On the bank's gross non-performing assets, Kumar said he is expecting a reduction by Rs 50,000 crore. The gross NPA for the bank in Q4 stood at Rs 2.2 lakh crore as against the Rs 1.99 lakh crore in Q3.
The bank stock surged in trade after posting its Q4 results as the investors seemed to be convinced that the bank is on a healthy recovery path from the recent bad loans mess in the banking sector.
Kumar said the recovery in written off accounts has increased by 35% and said the first list of the resolution cases in NCLT is expected to be resolved by the second quarter of the current financial year.
On the recent Bhushan steel resolution case development, Kumar said a recovery of interest and income of Rs 1500 crore from the case is expected.
On RBI's recent NPA circular, Kumar said, "Rs 50,000 crore of the stressed assets as of third quarter in the last financial year had many standard accounts
5/25, SDR, among others, but now all are history due to RBI’s circular."
On NCLT's second list, Kumar said that he expects the accounts to be resolved by the end of this financial year and he said that there is more clarity in the first list in terms of the accounts' resolution.
India's banking sector has been facing the NPAs problem at large.
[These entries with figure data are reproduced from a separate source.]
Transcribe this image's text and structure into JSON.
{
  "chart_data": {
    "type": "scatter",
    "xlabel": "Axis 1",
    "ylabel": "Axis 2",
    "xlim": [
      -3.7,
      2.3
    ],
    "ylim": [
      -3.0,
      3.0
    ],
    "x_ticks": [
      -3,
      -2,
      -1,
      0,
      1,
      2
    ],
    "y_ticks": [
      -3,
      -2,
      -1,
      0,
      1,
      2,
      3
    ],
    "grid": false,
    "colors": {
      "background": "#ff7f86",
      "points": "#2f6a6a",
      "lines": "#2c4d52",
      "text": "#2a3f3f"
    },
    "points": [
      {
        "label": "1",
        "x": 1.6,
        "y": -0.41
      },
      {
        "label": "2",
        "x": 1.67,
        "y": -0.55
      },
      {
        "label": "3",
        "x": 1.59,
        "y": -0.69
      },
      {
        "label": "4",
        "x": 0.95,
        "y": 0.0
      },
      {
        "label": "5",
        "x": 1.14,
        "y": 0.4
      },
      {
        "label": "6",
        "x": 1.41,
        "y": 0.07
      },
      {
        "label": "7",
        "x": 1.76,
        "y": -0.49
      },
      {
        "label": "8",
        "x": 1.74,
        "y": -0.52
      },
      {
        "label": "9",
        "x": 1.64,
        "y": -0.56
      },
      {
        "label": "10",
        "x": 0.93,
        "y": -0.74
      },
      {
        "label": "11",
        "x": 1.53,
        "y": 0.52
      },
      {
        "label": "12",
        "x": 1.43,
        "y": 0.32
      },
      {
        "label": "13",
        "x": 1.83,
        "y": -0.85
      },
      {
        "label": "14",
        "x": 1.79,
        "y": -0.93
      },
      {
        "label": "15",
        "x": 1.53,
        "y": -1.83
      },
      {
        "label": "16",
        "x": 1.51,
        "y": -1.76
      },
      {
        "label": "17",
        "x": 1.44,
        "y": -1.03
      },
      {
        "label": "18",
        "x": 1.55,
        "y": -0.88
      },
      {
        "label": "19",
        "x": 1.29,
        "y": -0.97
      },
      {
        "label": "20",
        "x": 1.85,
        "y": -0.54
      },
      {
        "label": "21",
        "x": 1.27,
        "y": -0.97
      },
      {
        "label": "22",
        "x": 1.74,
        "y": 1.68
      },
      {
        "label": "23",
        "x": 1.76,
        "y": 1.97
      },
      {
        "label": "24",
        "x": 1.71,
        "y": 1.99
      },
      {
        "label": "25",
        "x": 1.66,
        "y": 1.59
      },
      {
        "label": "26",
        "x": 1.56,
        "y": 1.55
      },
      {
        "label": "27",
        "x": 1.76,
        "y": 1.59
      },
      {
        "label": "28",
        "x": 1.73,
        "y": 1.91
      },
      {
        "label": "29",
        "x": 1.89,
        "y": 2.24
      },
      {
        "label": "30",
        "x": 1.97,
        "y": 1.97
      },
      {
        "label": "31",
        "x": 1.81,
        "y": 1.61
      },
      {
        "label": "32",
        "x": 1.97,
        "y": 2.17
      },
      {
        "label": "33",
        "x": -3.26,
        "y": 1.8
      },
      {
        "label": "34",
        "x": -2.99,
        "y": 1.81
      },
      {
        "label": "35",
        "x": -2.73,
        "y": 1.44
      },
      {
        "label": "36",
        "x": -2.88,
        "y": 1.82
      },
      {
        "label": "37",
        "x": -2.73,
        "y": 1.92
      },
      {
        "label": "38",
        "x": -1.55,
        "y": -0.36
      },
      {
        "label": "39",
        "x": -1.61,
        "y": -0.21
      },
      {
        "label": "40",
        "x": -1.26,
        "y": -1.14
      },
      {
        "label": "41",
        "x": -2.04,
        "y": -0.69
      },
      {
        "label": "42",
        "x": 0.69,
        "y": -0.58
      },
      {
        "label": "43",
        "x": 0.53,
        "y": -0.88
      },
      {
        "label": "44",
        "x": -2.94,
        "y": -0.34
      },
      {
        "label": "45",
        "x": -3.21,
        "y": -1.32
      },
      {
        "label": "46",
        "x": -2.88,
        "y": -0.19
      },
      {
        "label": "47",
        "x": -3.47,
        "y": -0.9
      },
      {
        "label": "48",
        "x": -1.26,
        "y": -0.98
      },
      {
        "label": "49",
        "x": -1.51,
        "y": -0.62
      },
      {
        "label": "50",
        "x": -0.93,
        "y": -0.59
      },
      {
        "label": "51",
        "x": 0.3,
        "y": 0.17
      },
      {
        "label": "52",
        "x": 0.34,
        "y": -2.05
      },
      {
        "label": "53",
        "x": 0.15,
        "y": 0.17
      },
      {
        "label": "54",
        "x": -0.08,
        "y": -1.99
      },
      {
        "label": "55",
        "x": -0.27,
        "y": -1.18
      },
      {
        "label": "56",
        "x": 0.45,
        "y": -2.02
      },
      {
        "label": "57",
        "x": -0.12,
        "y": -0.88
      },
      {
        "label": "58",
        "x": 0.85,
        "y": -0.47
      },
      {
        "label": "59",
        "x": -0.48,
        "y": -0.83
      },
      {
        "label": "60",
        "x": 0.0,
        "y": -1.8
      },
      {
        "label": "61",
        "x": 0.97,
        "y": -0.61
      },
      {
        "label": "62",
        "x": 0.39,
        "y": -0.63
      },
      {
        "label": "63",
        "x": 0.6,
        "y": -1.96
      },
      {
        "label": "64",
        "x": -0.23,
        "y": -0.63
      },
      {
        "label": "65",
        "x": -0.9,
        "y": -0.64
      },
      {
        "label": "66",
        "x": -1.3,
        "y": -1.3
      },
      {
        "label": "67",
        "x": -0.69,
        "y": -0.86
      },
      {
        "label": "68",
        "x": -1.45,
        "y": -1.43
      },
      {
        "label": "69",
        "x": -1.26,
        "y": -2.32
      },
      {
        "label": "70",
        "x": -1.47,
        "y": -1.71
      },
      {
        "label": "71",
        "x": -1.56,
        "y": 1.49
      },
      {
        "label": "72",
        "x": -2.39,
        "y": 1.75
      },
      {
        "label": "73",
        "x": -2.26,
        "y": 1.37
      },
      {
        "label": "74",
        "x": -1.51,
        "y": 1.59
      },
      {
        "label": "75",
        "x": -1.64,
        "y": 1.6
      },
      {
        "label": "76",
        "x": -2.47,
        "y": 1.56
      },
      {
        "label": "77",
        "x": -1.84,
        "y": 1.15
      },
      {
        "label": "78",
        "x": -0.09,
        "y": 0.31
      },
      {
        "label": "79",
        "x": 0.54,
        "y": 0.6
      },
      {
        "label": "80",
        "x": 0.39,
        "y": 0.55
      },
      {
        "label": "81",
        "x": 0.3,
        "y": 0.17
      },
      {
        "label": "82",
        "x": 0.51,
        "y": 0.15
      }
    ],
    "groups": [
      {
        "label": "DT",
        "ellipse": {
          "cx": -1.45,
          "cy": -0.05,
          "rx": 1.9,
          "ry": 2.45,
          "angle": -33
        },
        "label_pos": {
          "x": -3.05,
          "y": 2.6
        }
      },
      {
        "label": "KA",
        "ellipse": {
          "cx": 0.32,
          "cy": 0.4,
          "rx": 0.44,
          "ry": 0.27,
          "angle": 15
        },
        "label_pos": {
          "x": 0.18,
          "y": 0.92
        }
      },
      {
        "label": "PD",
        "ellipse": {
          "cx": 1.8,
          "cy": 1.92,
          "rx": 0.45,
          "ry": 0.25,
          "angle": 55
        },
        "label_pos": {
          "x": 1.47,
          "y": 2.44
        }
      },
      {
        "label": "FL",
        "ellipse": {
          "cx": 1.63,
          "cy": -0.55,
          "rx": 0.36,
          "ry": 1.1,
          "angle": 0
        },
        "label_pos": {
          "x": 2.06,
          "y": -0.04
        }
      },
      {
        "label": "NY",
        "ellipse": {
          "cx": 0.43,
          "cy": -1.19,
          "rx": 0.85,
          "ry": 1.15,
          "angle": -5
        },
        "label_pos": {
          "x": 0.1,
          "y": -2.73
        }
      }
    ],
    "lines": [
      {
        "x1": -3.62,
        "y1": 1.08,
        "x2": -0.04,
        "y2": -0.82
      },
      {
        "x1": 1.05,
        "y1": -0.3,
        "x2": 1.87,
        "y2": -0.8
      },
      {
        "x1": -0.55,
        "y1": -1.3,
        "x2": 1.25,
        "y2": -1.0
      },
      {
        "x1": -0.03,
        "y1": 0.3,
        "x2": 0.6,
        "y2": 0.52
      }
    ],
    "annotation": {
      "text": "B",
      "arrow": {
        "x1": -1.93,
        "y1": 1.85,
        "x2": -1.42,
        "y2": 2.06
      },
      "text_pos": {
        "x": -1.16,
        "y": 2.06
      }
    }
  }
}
The Reserve Bank of India (RBI), last year, had released a list of large defaulters, where SBI was among those banks which had lent the maximum to such defaulters.
The debt-laden companies are still facing their insolvency procedures under the Insolvency and Bankruptcy Code (IBC).
"There are some signs of recovery amongst working capital cycle and few large ticket sized projects, " Kumar said on the bank's business, and said that the bank may require an additional Rs 20,000 crore of capital this fiscal.
On the bank's business plans, he said the bank is looking to divest stake in its subsidiaries and list SBI mutual funds, SBI cards and SBI General by next financial year.
He said that the bank is expecting some stake sale in SBI General, but there are no plans to list it this financial year.
Kumar said that the bank will look to dilute around 5% stake in its life insurance subsidiary at a good value.